Website Supports HTTP/2 or not

Fetch the HTTP Headers with -I along with the –http2 option:

If the remote server supports HTTP/2, curl prints HTTP/2.0 200:

Otherwise, the response is HTTP/1.1 200 as shown below:

[root@unixcop ~]# curl -I --http2 -s https://unixcop.com/ | grep HTTP
HTTP/1.1 200 OK
[root@unixcop ~]# 

If you have curl version 7 or newer, you do not need to use the –http2 option because HTTP/2 is enabled by default for all HTTPS connections.

[root@unixcop ~]# curl -I -s https://unixcop.com/ | grep HTTP
HTTP/1.1 200 OK
[root@unixcop ~]# 

Curl Follows Redirects

By default, curl doesn’t follow the HTTP Location headers.

If you try to retrieve the non-www version of gmail.com, you will notice that instead of getting the source of the page you will be redirected to the www version as shown below:

[root@unixcop ~]# curl gmail.com
<HTML><HEAD><meta http-equiv="content-type" content="text/html;charset=utf-8">
<TITLE>301 Moved</TITLE></HEAD><BODY>
<H1>301 Moved</H1>
The document has moved
<A HREF="https://www.google.com/gmail/">here</A>.
</BODY></HTML>
[root@unixcop ~]# 

You can use the -L option to instruct curl to follow any redirect until it reaches the final destination:

# curl -L gmail.com

Curl to Transfer Files with FTP

Use the -u option and specify the username and password as shown below:

curl -u FTP_USERNAME:FTP_PASSWORD ftp://ftp.unixcop.com/

Once logged in,

You can download a single file from the FTP server using the following :

curl -u FTP_USERNAME:FTP_PASSWORD ftp://ftp.unixcop.com/myfile.txt.tar.gz

To upload a file to the FTP server, use :

curl -T newfile.tar.gz -u FTP_USERNAME:FTP_PASSWORD ftp://ftp.example.com/

Grab a password protected file with curl

Try any one of the following syntax


# curl ftp://username:passwd@ftp1.example.com:21/path/to/database_backup_for_example.gz

# curl --ftp-ssl -u UserName:PassWord ftp://ftp1.example.biz:21/backups/21/07/2021/mysql.dump.sql.gz

# curl https://username:passwd@server1.example.com/file/path/data.tar.gz

# curl -u Username:Password https://server1.example.com/file/path/data.gz

Using Proxies

curl supports different types of proxies, including HTTP, HTTPS and SOCKS. To transfer data through a proxy server, use the -x orproxy + proxy URL.
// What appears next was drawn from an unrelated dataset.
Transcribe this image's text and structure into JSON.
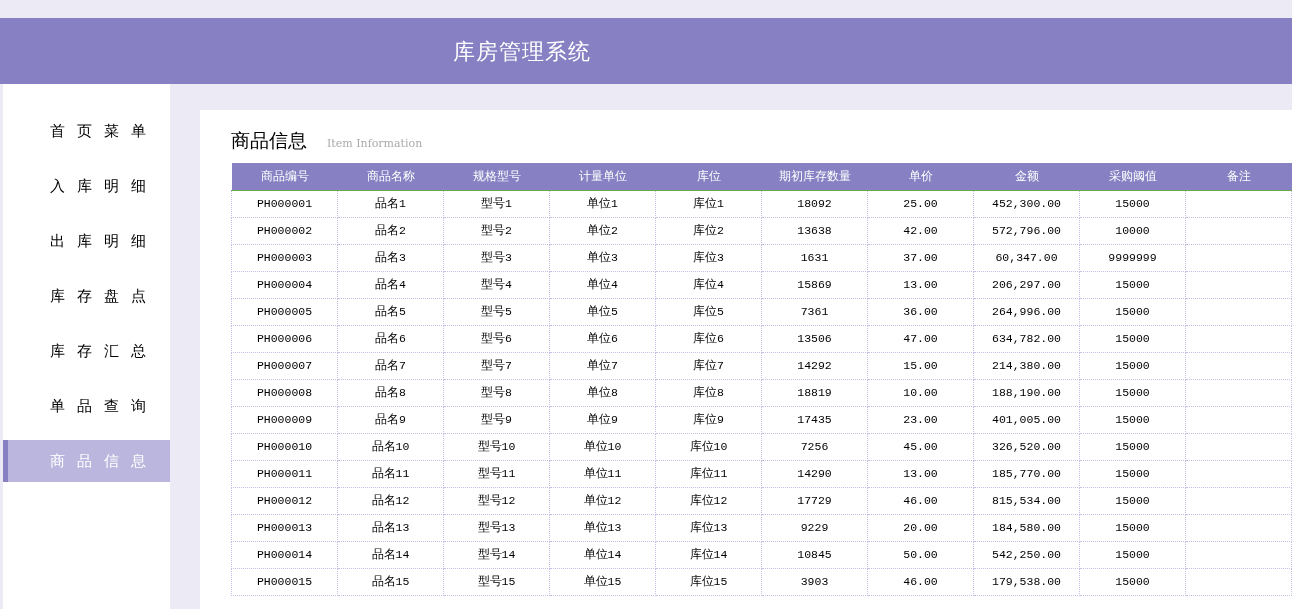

The following command downloads the specified resource using a proxy on 192.168.44.1 port 8888:

curl -x 192.168.44.1:8888 http://linux.com/

If the proxy server requires authentication, use the -U or –proxy-user option followed by the user name and password separated by a colon (user:password):

curl -U username:password -x 192.168.44.1:8888 http://linux.com/

Downloading file using a proxy server

Try any one of the following syntax

# curl -x proxy-server-ip:PORT -O url
# curl -x 'http://username:YourPassword@10.12.249.194:3128' -v -O https://dl.example.com/downloads/little_prince.pdf

Conclusion

curl is a command-line tool that allows you to transfer data from or to a remote host. It is useful for troubleshooting issues and downloading files.